Thursday, March 5, 2015

Pima County Education, Business Leaders Join Forces to Defend JTEDs Funding & Fight Against Further Cuts to Schools, Universities

Posted By on Thu, Mar 5, 2015 at 5:24 PM


Pima County school superintendents and local business leaders came together this afternoon to tell state lawmakers that enough is enough—the continuous cuts to education at all levels have a detrimental effect on Arizona's children and the overall future of the state's economy. 

At a press conference earlier this afternoon, there was a huge concern for the $30 million in possible cuts to Joint Technical Education Districts.

News of a budget deal between Gov. Doug Ducey and GOP leaders arose late Monday, and today the heads of Tucson Unified, Sunnyside Unified, Vail Unified, Sahuarita Unified school districts, as well as JTED and representatives with the Tucson Metropolitan Chamber of Commerce, demanded legislators to vote against it and persuaded all voters to put pressure on the state government to stop the abuse, and realize (as if it weren't obvious enough already) that education, business and economy go hand-in-hand—there is no way to cripple one without crippling the other.
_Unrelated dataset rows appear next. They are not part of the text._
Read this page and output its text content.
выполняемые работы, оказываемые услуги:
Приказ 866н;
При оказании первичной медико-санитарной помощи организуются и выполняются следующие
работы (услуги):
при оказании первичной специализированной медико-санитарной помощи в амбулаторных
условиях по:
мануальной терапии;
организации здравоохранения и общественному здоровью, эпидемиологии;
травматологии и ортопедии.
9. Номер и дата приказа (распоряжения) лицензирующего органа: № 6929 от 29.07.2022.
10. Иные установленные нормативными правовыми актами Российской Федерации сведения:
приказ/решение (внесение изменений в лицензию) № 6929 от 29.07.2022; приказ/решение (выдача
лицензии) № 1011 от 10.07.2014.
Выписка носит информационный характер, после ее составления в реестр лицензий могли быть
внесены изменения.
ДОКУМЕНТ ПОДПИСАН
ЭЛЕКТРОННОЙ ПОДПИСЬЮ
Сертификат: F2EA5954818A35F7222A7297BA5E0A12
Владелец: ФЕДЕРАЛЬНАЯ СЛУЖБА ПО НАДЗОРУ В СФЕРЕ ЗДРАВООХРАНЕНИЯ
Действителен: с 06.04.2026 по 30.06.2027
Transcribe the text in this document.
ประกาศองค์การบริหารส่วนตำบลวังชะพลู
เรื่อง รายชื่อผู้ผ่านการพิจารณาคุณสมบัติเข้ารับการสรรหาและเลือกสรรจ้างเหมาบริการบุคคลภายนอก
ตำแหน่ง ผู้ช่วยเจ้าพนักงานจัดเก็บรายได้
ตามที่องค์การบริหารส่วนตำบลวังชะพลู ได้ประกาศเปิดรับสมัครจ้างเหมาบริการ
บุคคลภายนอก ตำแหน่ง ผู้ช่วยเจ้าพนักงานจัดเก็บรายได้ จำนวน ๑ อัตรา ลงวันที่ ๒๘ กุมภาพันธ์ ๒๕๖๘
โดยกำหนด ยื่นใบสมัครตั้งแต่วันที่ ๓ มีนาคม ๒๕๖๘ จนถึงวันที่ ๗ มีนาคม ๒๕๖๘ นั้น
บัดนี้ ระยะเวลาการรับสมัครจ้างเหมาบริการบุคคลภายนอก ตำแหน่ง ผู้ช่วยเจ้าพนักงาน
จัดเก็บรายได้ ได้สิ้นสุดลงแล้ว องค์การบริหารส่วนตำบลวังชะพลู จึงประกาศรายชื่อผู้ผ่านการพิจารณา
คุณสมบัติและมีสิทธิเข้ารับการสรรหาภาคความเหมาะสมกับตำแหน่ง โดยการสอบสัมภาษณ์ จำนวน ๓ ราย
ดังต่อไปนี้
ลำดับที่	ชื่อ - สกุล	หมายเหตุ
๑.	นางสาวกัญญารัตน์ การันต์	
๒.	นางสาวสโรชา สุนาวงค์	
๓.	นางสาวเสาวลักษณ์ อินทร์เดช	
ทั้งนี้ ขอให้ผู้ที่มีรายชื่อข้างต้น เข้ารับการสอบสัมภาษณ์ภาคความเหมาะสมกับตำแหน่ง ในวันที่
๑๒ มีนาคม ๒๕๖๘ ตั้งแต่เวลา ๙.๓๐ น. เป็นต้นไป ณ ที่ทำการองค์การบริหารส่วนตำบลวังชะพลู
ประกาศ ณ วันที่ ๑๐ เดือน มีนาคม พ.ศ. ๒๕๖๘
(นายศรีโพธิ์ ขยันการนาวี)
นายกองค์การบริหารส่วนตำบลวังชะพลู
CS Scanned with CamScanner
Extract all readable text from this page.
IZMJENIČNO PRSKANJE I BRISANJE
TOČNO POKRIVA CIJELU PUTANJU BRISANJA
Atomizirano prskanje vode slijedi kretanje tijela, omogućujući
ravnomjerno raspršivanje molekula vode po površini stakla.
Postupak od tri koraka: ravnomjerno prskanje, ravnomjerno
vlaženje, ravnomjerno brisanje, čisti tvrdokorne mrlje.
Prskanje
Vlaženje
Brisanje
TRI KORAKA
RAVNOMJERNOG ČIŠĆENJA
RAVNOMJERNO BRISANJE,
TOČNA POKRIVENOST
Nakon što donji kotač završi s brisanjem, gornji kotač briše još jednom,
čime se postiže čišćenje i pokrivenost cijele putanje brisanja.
"JTED was a referendum approved by tax payers in Pima County, approved at over 70 percent across the board, a huge percentage of passing a bill that says 'we want to raise our taxes because we want more money to go into career and technical education programs,'" said Alan Storm, JTED superintendent. "The current budget being proposed would take away 7.5 percent from every member district for every student (that attends) career and technical education courses and programs. Districts cannot possibly withstand a 7.5 percent cut on every one of their career and technical education programs."

At TUSD's level, that would be $330 per student that enrolls in a career and technical education course, according to TUSD Superintendent H.T. Sanchez. 

Vail Superintendent Calvin Baker, whose district would lose about $2.5 million from its sponsored charter schools funding, said that JTED is the most successful partnership between education and business that has occurred in Pima County "for the last couple of decades." 

There was a common confusion: Ducey supports attracting more businesses to Arizona and fueling the economy, but defends a $104 million cut to universities, a $30 million cut to JTEDs, and about $98 million to K-12 (although overall funding would rise $102 million, Legislature Democrats say the number is misleading because the increases are largely driven by higher enrollment and inflation, and this budget deal actually means a $98 million cut to K-12 starting next year, according to The Arizona Republic), and pretty much zero, yes zero, state funding for Pima, Pinal and Maricopa community colleges. 

Storm and all others present reminded lawmakers that the first thing businesses search for in a state is a skilled workforce, and JTEDs—quality education in general—are at the forefront. 

A similar school district collaboration happened in the Phoenix area. And, as we speak, a protest is happening at the state Capitol.

The appropriations committees in the state House and Senate are expected to vote on the budget today, with a final approval in both chambers coming either tomorrow or Saturday.